Scott Sweetow, deputy director of TEDAC, and Jarnagin discussed their mission, capabilities and the partnerships TEDAC forms with other organizations and countries during the hour and a half presentation, which included discussion of explosive devices used by foreign and domestic terrorists.

“The ability to see and identify IED associations that we may have seen in theater and may be used now domestically is imperative,” said Jarnagin. “So we may find a piece of evidence domestically in an investigation, and we run that in a database and we find that a part of that may have been used in an IED or an identical circuit may have been used in an IED in theater.”

He added that the TEDAC database is intelligence that is now capable of being tapped into and exploited to gain the most for both the military and the law enforcement communities.

“We can’t say enough about how intelligence sharing across these communities is imperative for us to move forward in any capacity,” Jarnagin said.

According to the FBI’s website, TEDAC was established in 2003 to serve as the single interagency organization to receive, fully analyze and exploit all terrorist IEDs of interest to the United States.

The presentation was followed by a question and answer session, where members of the audience asked strategic and tactical questions, as well as discussed what’s working in the field.

Sgt. 1st Class Joshua Peltz, operations NCO, 789th Explosive Ordnance Disposal Co., was able to offer insight to others in the audience by explaining the tactical flow of information and data collection in deployed environments.

“Any bridge we can make between us and those higher echelons will help us out in the long run because they are the ones who run strategy, they’re the ones establishing these priorities and they’re the ones talking even higher from them,” said Peltz. “So understanding how to engage them and understanding where assets exist will help us … in theater to determine how to drive training priorities and how we can drive operational priorities so then we can say, ‘this is what we are going to provide on the ground to better serve up the chain.'”

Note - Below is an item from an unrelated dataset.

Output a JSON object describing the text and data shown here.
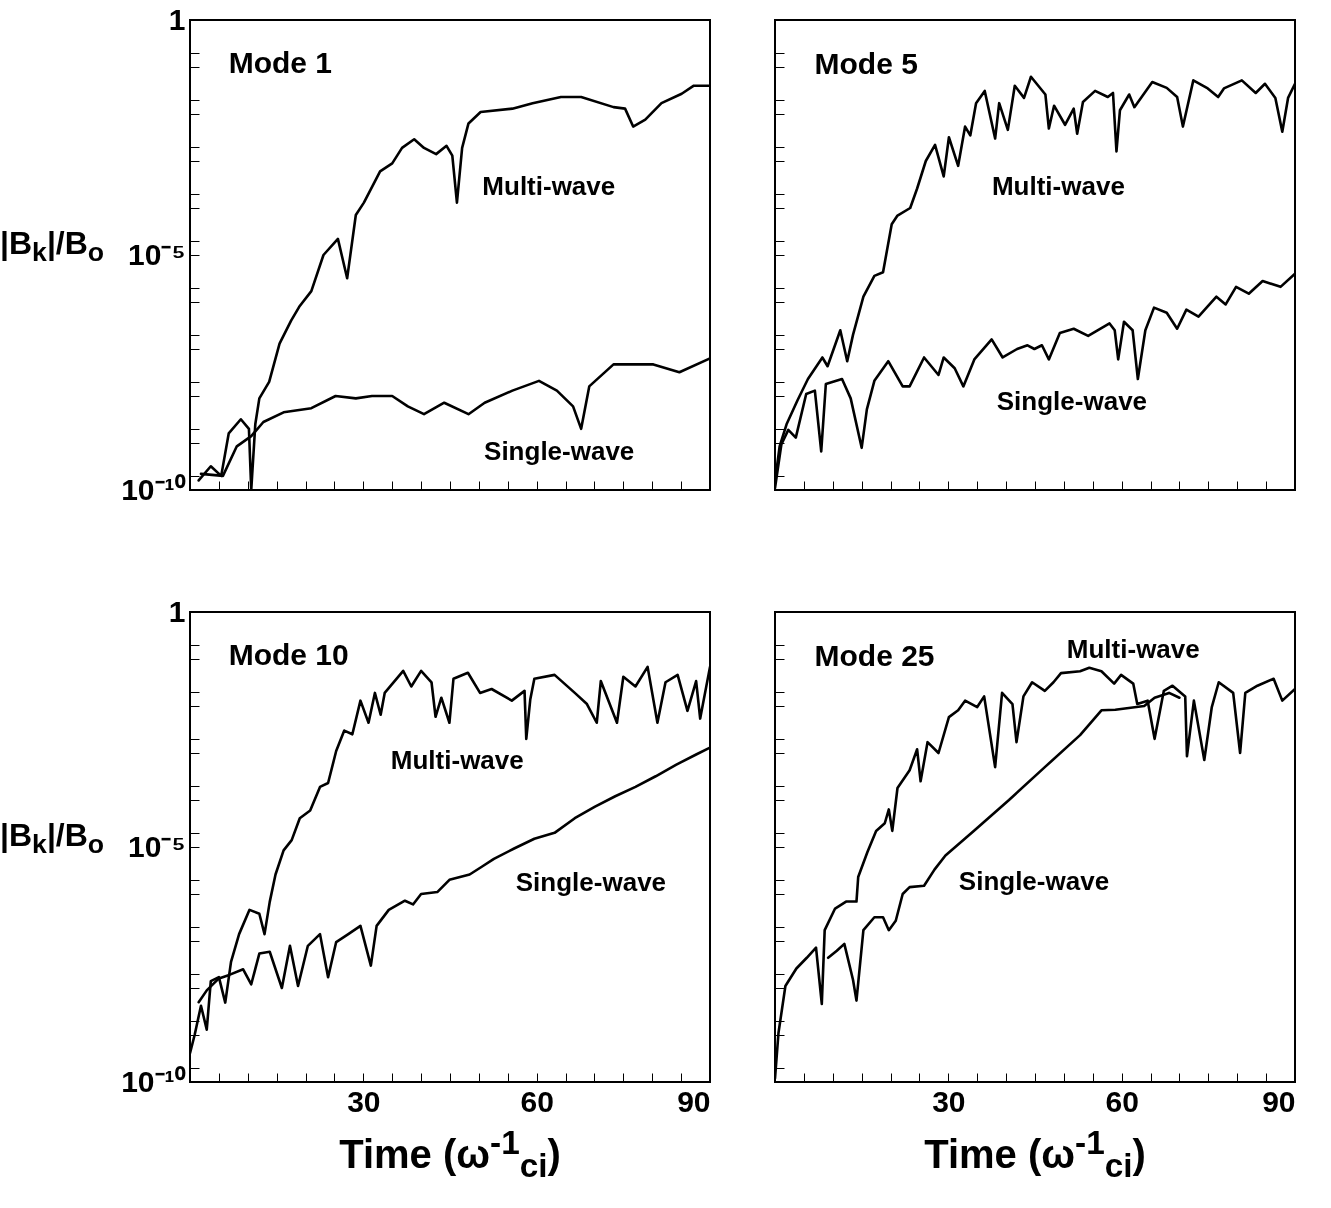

According to Jarnagin, TEDAC does several presentations each week for various audiences. The presentations allow for increased awareness of the interagency communities dealing collaboratively through TEDAC to thwart IED proliferation and to ultimately keep the first responders and those on the front lines safe.

“So by (the military) working with TEDAC … they become more aware of threats, tactics and procedures that the adversaries are using, and that ultimately keeps them safer. It keeps them more aware. It helps us by them knowing what to look for and what to provide us. It also may assist them in finding a way to correctly collect the evidence,” Jarnagin said.

He added that the outreach also allows them to build relationships and educate others on what TEDAC does.